Although retention in care has been posed as a general challenge in SSA, most especially among men  similar sentiments have been seen elsewhere in the developed world like the United States of America where disparities in retention have been reported . Gender and race account for differences in retention and also affect access to care with males and blacks being at higher risk of discontinuing care . However, studies among those disproportionately affected by HIV have shown some improvement in retention in care with community based interventions facilitating engagement in care  while mobile phone used improved retention of these groups from 51% to 81% at 12 months .
Strengths and limitations
To the best of our knowledge, this is the first systematic review aimed at summarizing strategies to reduce attrition of men from HIV care. However, there are a few limitations to this review. Firstly, only a few studies on retention of heterosexual men in HIV care have been performed and only eight countries in sub Saharan Africa are represented. Eight of these were in southern Africa and six in East Africa. This may limit the generalizability of the findings to central and western Africa that may have different gender-related sociocultural practices. Additionally, the outcome measures used in the identified studies varied widely, making it impractical to perform a pooled analysis.
It is important to note that all the studies that included interventions to improve retention of men in HIV care were retrospective cohorts, making it challenging to account for the effects of confounding factors. While randomized controlled trials (RCT) are the gold standard in evaluating interventions including their effect sizes , none of the included studies in this review was an RCT. Therefore, the evidence from this review should be interpreted with caution.
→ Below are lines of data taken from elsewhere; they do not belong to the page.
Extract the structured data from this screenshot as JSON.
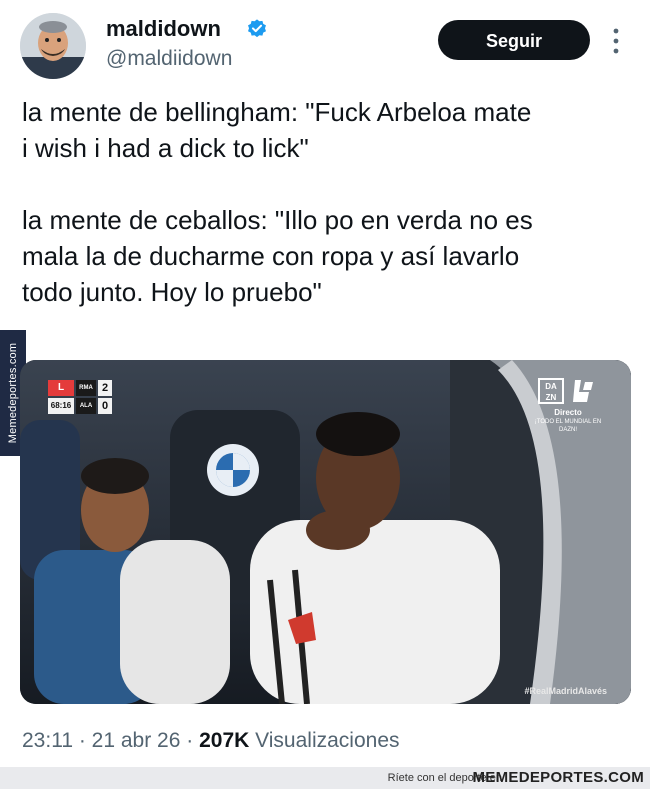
{
  "author": {
    "display_name": "maldidown",
    "handle": "@maldiidown",
    "verified": true
  },
  "follow_button": {
    "label": "Seguir"
  },
  "tweet": {
    "text": "la mente de bellingham: \"Fuck Arbeloa mate\ni wish i had a dick to lick\"\n\nla mente de ceballos: \"Illo po en verda no es\nmala la de ducharme con ropa y así lavarlo\ntodo junto. Hoy lo pruebo\""
  },
  "media": {
    "scorebug": {
      "clock": "68:16",
      "team_home": "RMA",
      "team_away": "ALA",
      "score_home": "2",
      "score_away": "0"
    },
    "broadcaster": {
      "logo_text": "DA ZN",
      "live_label": "Directo",
      "promo": "¡TODO EL MUNDIAL EN DAZN!"
    },
    "hashtag": "#RealMadridAlavés",
    "sponsor_text": "BMW"
  },
  "meta": {
    "time": "23:11",
    "date": "21 abr 26",
    "views_count": "207K",
    "views_label": "Visualizaciones"
  },
  "watermark": {
    "side": "Memedeportes.com",
    "footer_tagline": "Ríete con el deporte en",
    "footer_brand": "MEMEDEPORTES.COM"
  },
  "colors": {
    "follow_bg": "#0f1419",
    "verified": "#1d9bf0",
    "secondary_text": "#536471"
  },
  "icons": {
    "verified": "verified-badge-icon",
    "more": "more-vertical-icon"
  }
}
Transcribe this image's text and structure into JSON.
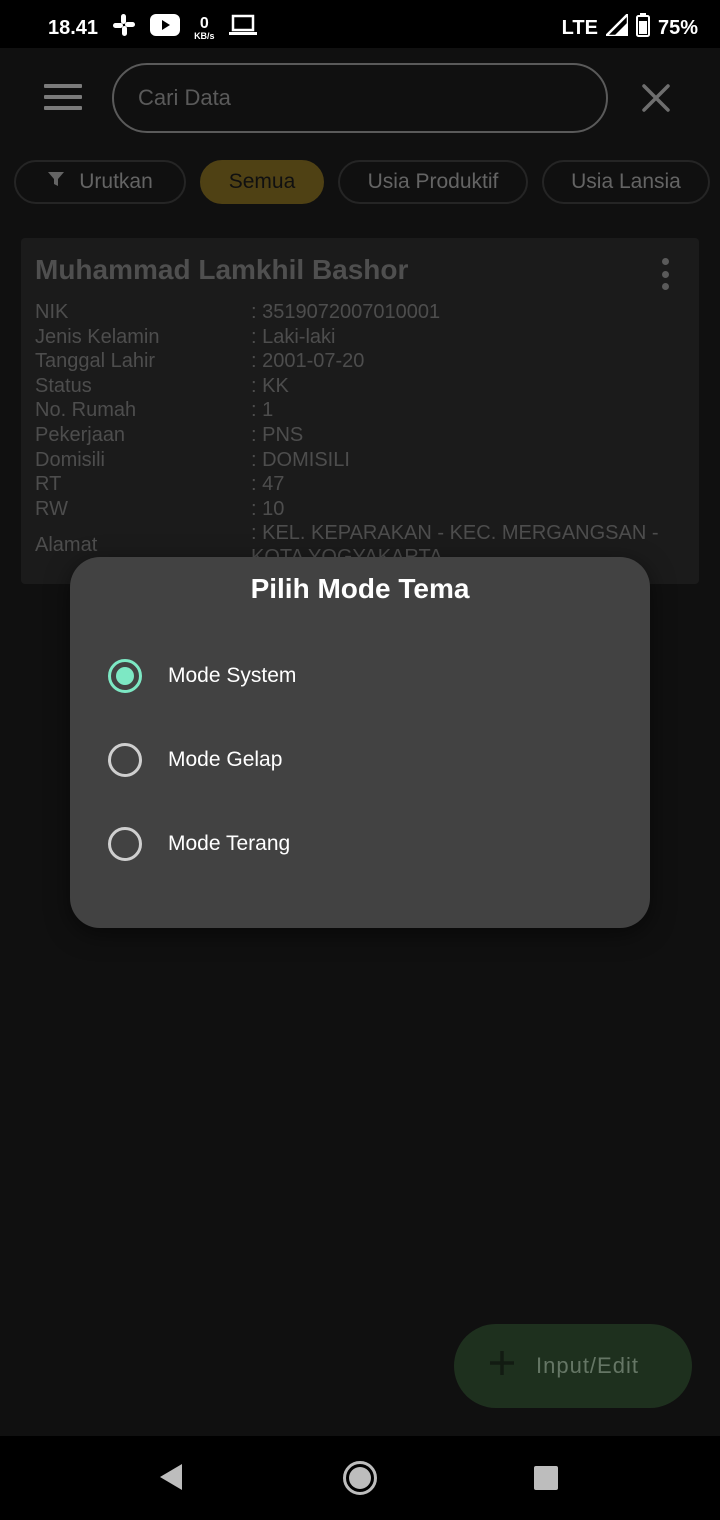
{
  "status_bar": {
    "time": "18.41",
    "net_speed_value": "0",
    "net_speed_unit": "KB/s",
    "network": "LTE",
    "battery": "75%",
    "icons": [
      "slack-icon",
      "youtube-icon",
      "laptop-icon",
      "signal-icon",
      "battery-icon"
    ]
  },
  "appbar": {
    "search_placeholder": "Cari Data"
  },
  "chips": {
    "sort_label": "Urutkan",
    "items": [
      "Semua",
      "Usia Produktif",
      "Usia Lansia"
    ],
    "active": "Semua"
  },
  "card": {
    "name": "Muhammad Lamkhil Bashor",
    "fields": [
      {
        "label": "NIK",
        "value": ": 3519072007010001"
      },
      {
        "label": "Jenis Kelamin",
        "value": ": Laki-laki"
      },
      {
        "label": "Tanggal Lahir",
        "value": ": 2001-07-20"
      },
      {
        "label": "Status",
        "value": ": KK"
      },
      {
        "label": "No. Rumah",
        "value": ": 1"
      },
      {
        "label": "Pekerjaan",
        "value": ": PNS"
      },
      {
        "label": "Domisili",
        "value": ": DOMISILI"
      },
      {
        "label": "RT",
        "value": ": 47"
      },
      {
        "label": "RW",
        "value": ": 10"
      },
      {
        "label": "Alamat",
        "value": ": KEL. KEPARAKAN - KEC. MERGANGSAN - KOTA YOGYAKARTA"
      }
    ]
  },
  "dialog": {
    "title": "Pilih Mode Tema",
    "options": [
      {
        "label": "Mode System",
        "selected": true
      },
      {
        "label": "Mode Gelap",
        "selected": false
      },
      {
        "label": "Mode Terang",
        "selected": false
      }
    ],
    "accent": "#7de8c4"
  },
  "fab": {
    "label": "Input/Edit"
  },
  "colors": {
    "background": "#191919",
    "dialog": "#424242",
    "chip_active": "#7a6420",
    "fab": "#2f4a2f"
  }
}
Lastly, we didn’t explore whether the males lost in one program were identified or seen in another. Most of the studies used programmatic data that may not provide the true estimates for retention of men in care.
This review suggests that no studies have explored heterosexual male centered interventions in HIV care. However, in included studies that explored retention in both males and females, there were high rates of attrition in men. The barriers and facilitators for retention of men in HIV care need to be explored in order to design male-centered interventions in SSA. There is also need to study the effectiveness of potentially effective strategies, preferably through randomized controlled trials and any interventions put in place should be evaluated.
The authors wish to thank the Afya Bora Consortium working group for all the support and guidance offered during the conduct of this review. They would also want to thank Russell Burke of London School of Hygiene and Tropical Medicine for providing enormous support and guidance on library searches.